4650 sayılı Kanunla değişik 2942 sayıil Kamulaştırma Kanununun 10. maddesine dayanan kamulaştırma bedelinin tesbiti ve kamulaştırılan taşınmazın tapudan yol olarak terkini istemine ilişkindir.
Mahkemece, davanın kabulüne karar verilmiş; hüküm davacı idare ve bir kısım davalılar kayyımı vekilince temyiz edilmiştir.
Bilirkişi incelemesi yaptırılmıştır. Taşınmazın arsa niteliğinde kabulü doğrudur. Ancak:
1-Dava konusu taşınmaz ile emsal taşınmazın zaruret olmadıkça yakın bölgelerden benzer yüzölçümlü olması gerekir. Bilirkişi kurulunca somut emsal alınan taşınmaz 859.33 m² dava konusu taşınmaz ise 244.280,00 m² yüzölçümlü olup uygun emsal olmadığından bu rapora göre hüküm kurulması mümkün değildir.
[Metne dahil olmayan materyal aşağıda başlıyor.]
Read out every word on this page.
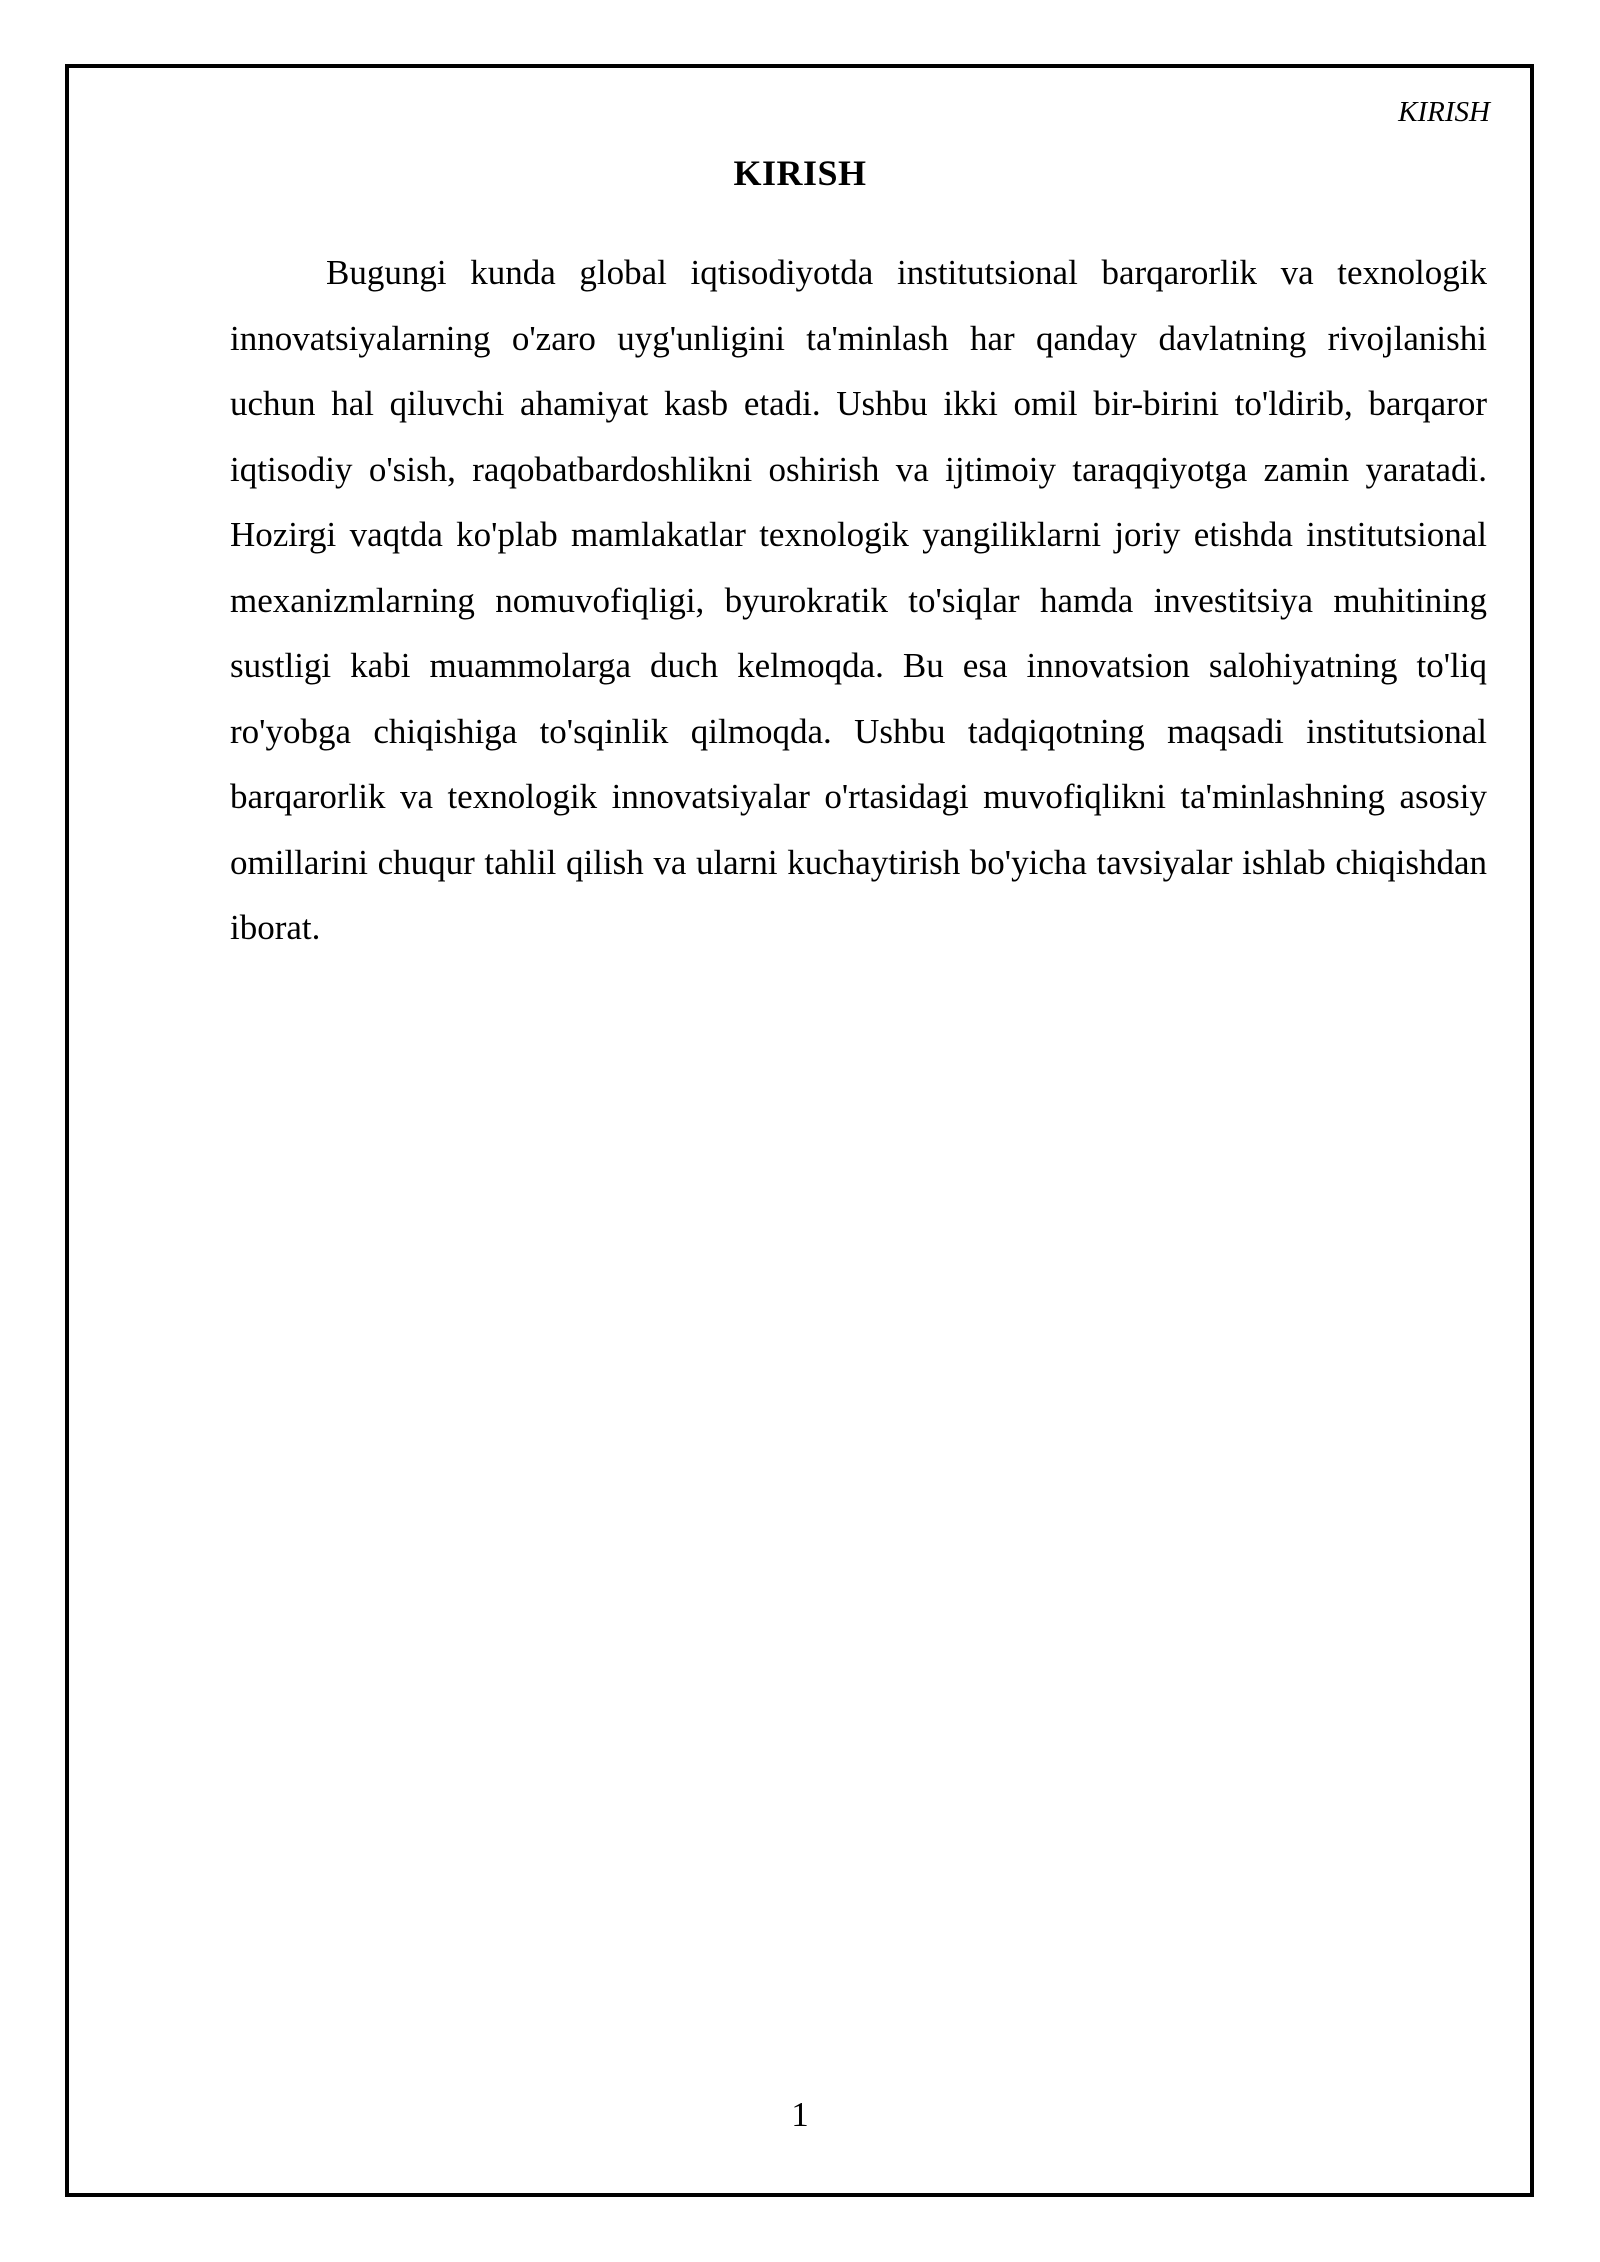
KIRISH
KIRISH

Bugungi kunda global iqtisodiyotda institutsional barqarorlik va texnologik innovatsiyalarning o'zaro uyg'unligini ta'minlash har qanday davlatning rivojlanishi uchun hal qiluvchi ahamiyat kasb etadi. Ushbu ikki omil bir-birini to'ldirib, barqaror iqtisodiy o'sish, raqobatbardoshlikni oshirish va ijtimoiy taraqqiyotga zamin yaratadi. Hozirgi vaqtda ko'plab mamlakatlar texnologik yangiliklarni joriy etishda institutsional mexanizmlarning nomuvofiqligi, byurokratik to'siqlar hamda investitsiya muhitining sustligi kabi muammolarga duch kelmoqda. Bu esa innovatsion salohiyatning to'liq ro'yobga chiqishiga to'sqinlik qilmoqda. Ushbu tadqiqotning maqsadi institutsional barqarorlik va texnologik innovatsiyalar o'rtasidagi muvofiqlikni ta'minlashning asosiy omillarini chuqur tahlil qilish va ularni kuchaytirish bo'yicha tavsiyalar ishlab chiqishdan iborat.

1
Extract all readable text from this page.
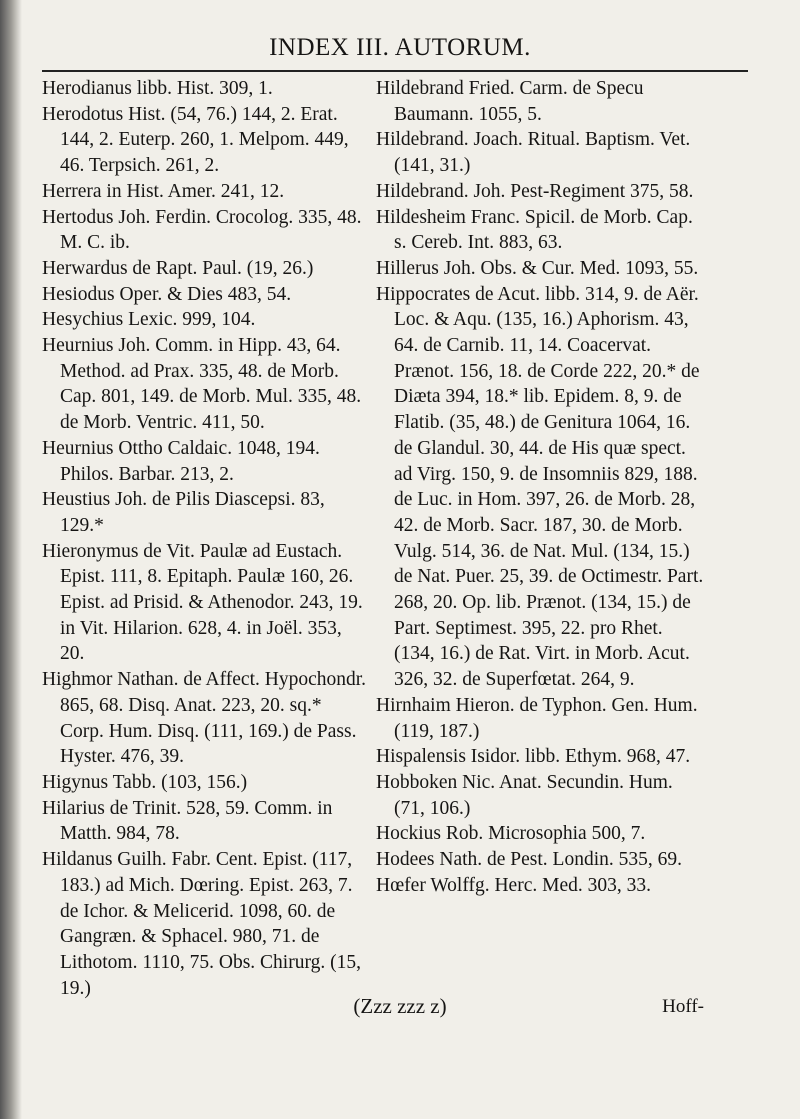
INDEX III. AUTORUM.

Herodianus libb. Hist. 309, 1.

Herodotus Hist. (54, 76.) 144, 2. Erat. 144, 2. Euterp. 260, 1. Melpom. 449, 46. Terpsich. 261, 2.

Herrera in Hist. Amer. 241, 12.

Hertodus Joh. Ferdin. Crocolog. 335, 48. M. C. ib.

Herwardus de Rapt. Paul. (19, 26.)

Hesiodus Oper. & Dies 483, 54.

Hesychius Lexic. 999, 104.

Heurnius Joh. Comm. in Hipp. 43, 64. Method. ad Prax. 335, 48. de Morb. Cap. 801, 149. de Morb. Mul. 335, 48. de Morb. Ventric. 411, 50.

Heurnius Ottho Caldaic. 1048, 194. Philos. Barbar. 213, 2.

Heustius Joh. de Pilis Diascepsi. 83, 129.*

Hieronymus de Vit. Paulæ ad Eustach. Epist. 111, 8. Epitaph. Paulæ 160, 26. Epist. ad Prisid. & Athenodor. 243, 19. in Vit. Hilarion. 628, 4. in Joël. 353, 20.

Highmor Nathan. de Affect. Hypochondr. 865, 68. Disq. Anat. 223, 20. sq.* Corp. Hum. Disq. (111, 169.) de Pass. Hyster. 476, 39.

Higynus Tabb. (103, 156.)

Hilarius de Trinit. 528, 59. Comm. in Matth. 984, 78.

Hildanus Guilh. Fabr. Cent. Epist. (117, 183.) ad Mich. Dœring. Epist. 263, 7. de Ichor. & Melicerid. 1098, 60. de Gangræn. & Sphacel. 980, 71. de Lithotom. 1110, 75. Obs. Chirurg. (15, 19.)

Hildebrand Fried. Carm. de Specu Baumann. 1055, 5.

Hildebrand. Joach. Ritual. Baptism. Vet. (141, 31.)

Hildebrand. Joh. Pest-Regiment 375, 58.

Hildesheim Franc. Spicil. de Morb. Cap. s. Cereb. Int. 883, 63.

Hillerus Joh. Obs. & Cur. Med. 1093, 55.

Hippocrates de Acut. libb. 314, 9. de Aër. Loc. & Aqu. (135, 16.) Aphorism. 43, 64. de Carnib. 11, 14. Coacervat. Prænot. 156, 18. de Corde 222, 20.* de Diæta 394, 18.* lib. Epidem. 8, 9. de Flatib. (35, 48.) de Genitura 1064, 16. de Glandul. 30, 44. de His quæ spect. ad Virg. 150, 9. de Insomniis 829, 188. de Luc. in Hom. 397, 26. de Morb. 28, 42. de Morb. Sacr. 187, 30. de Morb. Vulg. 514, 36. de Nat. Mul. (134, 15.) de Nat. Puer. 25, 39. de Octimestr. Part. 268, 20. Op. lib. Prænot. (134, 15.) de Part. Septimest. 395, 22. pro Rhet. (134, 16.) de Rat. Virt. in Morb. Acut. 326, 32. de Superfœtat. 264, 9.

Hirnhaim Hieron. de Typhon. Gen. Hum. (119, 187.)

Hispalensis Isidor. libb. Ethym. 968, 47.

Hobboken Nic. Anat. Secundin. Hum. (71, 106.)

Hockius Rob. Microsophia 500, 7.

Hodees Nath. de Pest. Londin. 535, 69.

Hœfer Wolffg. Herc. Med. 303, 33.

(Zzz zzz z)	Hoff-
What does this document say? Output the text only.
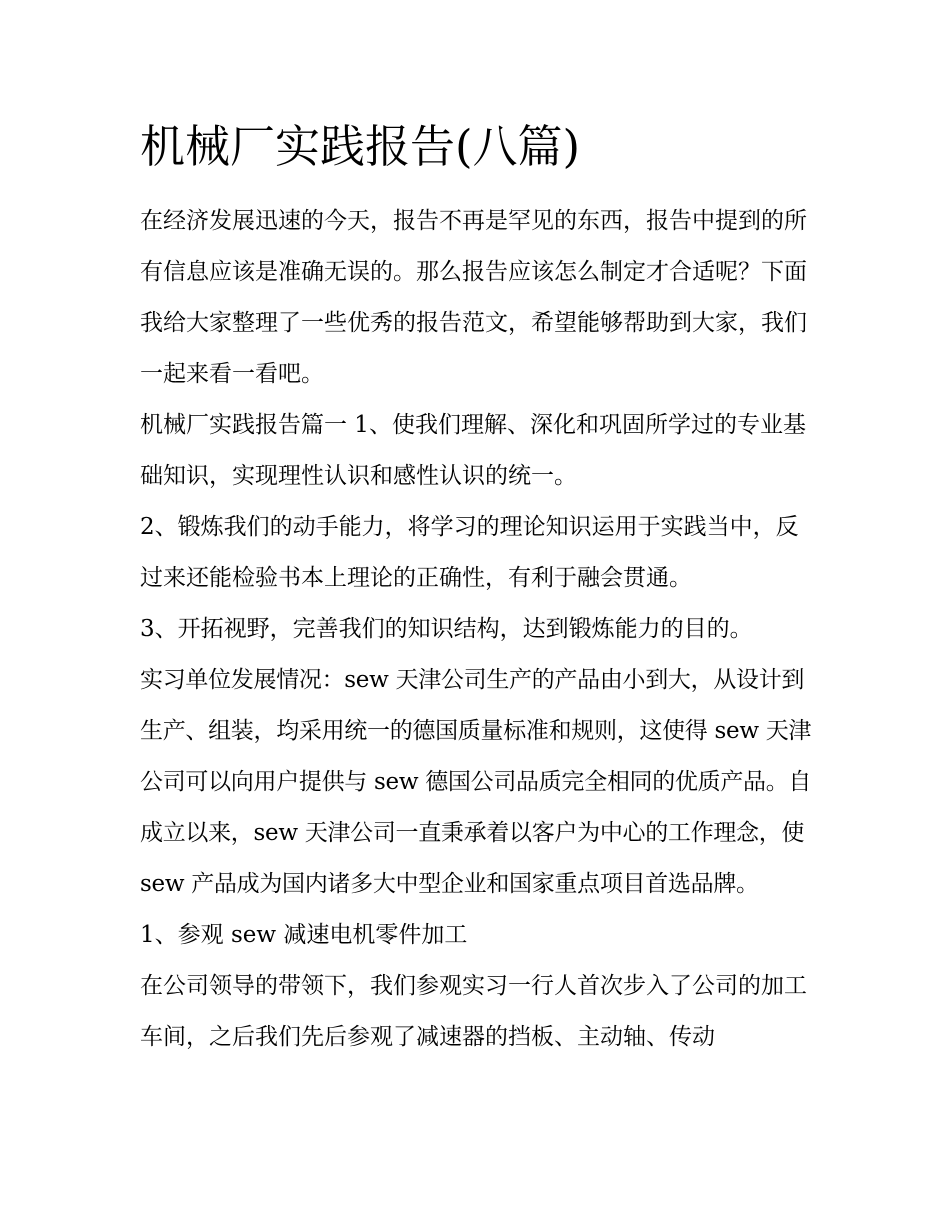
机械厂实践报告(八篇)

在经济发展迅速的今天，报告不再是罕见的东西，报告中提到的所有信息应该是准确无误的。那么报告应该怎么制定才合适呢？下面我给大家整理了一些优秀的报告范文，希望能够帮助到大家，我们一起来看一看吧。

机械厂实践报告篇一 1、使我们理解、深化和巩固所学过的专业基础知识，实现理性认识和感性认识的统一。

2、锻炼我们的动手能力，将学习的理论知识运用于实践当中，反过来还能检验书本上理论的正确性，有利于融会贯通。

3、开拓视野，完善我们的知识结构，达到锻炼能力的目的。

实习单位发展情况：sew 天津公司生产的产品由小到大，从设计到生产、组装，均采用统一的德国质量标准和规则，这使得 sew 天津公司可以向用户提供与 sew 德国公司品质完全相同的优质产品。自成立以来，sew 天津公司一直秉承着以客户为中心的工作理念，使 sew 产品成为国内诸多大中型企业和国家重点项目首选品牌。

1、参观 sew 减速电机零件加工

在公司领导的带领下，我们参观实习一行人首次步入了公司的加工车间，之后我们先后参观了减速器的挡板、主动轴、传动
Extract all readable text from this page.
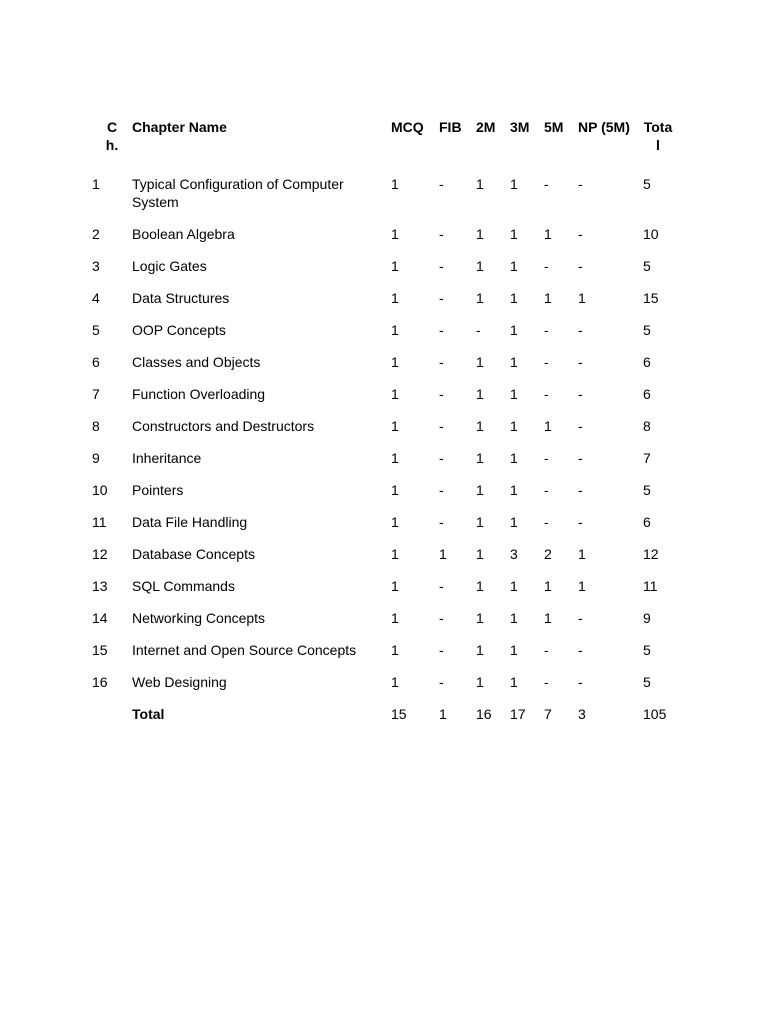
Ch.	Chapter Name	MCQ	FIB	2M	3M	5M	NP (5M)	Total

1	Typical Configuration of Computer System	1	-	1	1	-	-	5
2	Boolean Algebra	1	-	1	1	1	-	10
3	Logic Gates	1	-	1	1	-	-	5
4	Data Structures	1	-	1	1	1	1	15
5	OOP Concepts	1	-	-	1	-	-	5
6	Classes and Objects	1	-	1	1	-	-	6
7	Function Overloading	1	-	1	1	-	-	6
8	Constructors and Destructors	1	-	1	1	1	-	8
9	Inheritance	1	-	1	1	-	-	7
10	Pointers	1	-	1	1	-	-	5
11	Data File Handling	1	-	1	1	-	-	6
12	Database Concepts	1	1	1	3	2	1	12
13	SQL Commands	1	-	1	1	1	1	11
14	Networking Concepts	1	-	1	1	1	-	9
15	Internet and Open Source Concepts	1	-	1	1	-	-	5
16	Web Designing	1	-	1	1	-	-	5
	Total	15	1	16	17	7	3	105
Bu durumda; taraflara, dava konusu taşınmaza yakın bölgelerden ve yakın zaman içinde satışı yapılan benzer yüzölçümlü satışları bildirmeleri için imkan tanınması, lüzumu halinde re’sen emsal celbi yoluna gidilmesi, taşınmazın, değerlendirme tarihi itibariyle, emsal alınacak taşınmazın ise satış tarihi itibariyle imar ya da kadastro parselleri olup olmadığı ilgili Belediye Başkanlığı ve Tapu Müdürlüğünden sorulması, ayrıca dava konusu taşınmazın; imar planındaki konumu, emsallere ve değerini etkileyen merkezi yerlere olan uzaklığını da gösterir krokisi ve
dava konusu taşınmaz ile emsal taşınmazların resen belirlenen vergi değerleri ve emsal taşınmazların satış akit tablosu getirtilerek, dava konusu taşınmazın değerlendirmeye esas alınacak emsallere göre ayrı ayrı üstün ve eksik yönleri ve oranları açıklanmak suretiyle yapılacak karşılaştırma sonucu değerinin belirlenmesi bakımından, yeniden oluşturulacak bilirkişi kurulu marifetiyle mahallinde keşif yapılarak alınacak rapor sonucuna göre hüküm kurulması gerektiğinin düşünülmemesi,
2-Tapu maliki muris … mirasçılarından…., davacı idare tarafından, davaya dahil edilmediği halde gerekçesi açıklanmadan, adı geçenin payını kapsar şekilde hüküm kurulması,
3-Tapu maliki muris … mirasçılarından …., …, …, …., … … mirasçılarının ad ve soyadlarının karar başlığında göserilmemesi ,
Doğru görülmemiştir.
Davacı idare ve bir kısım davalılar kayyımı vekilinin temyiz itirazları yerinde olduğundan hükmün açıklanan nedenlerle H.U.M.K.nun 428. maddesi gereğince BOZULMASINA, davalı Hazine Kayımından peşin alınan temyiz harcının istenildiğinde iadesine ve temyize başvurma harcının Hazineye irad kaydedilmesine, 06/07/2017 gününde oybirliğiyle karar verildi.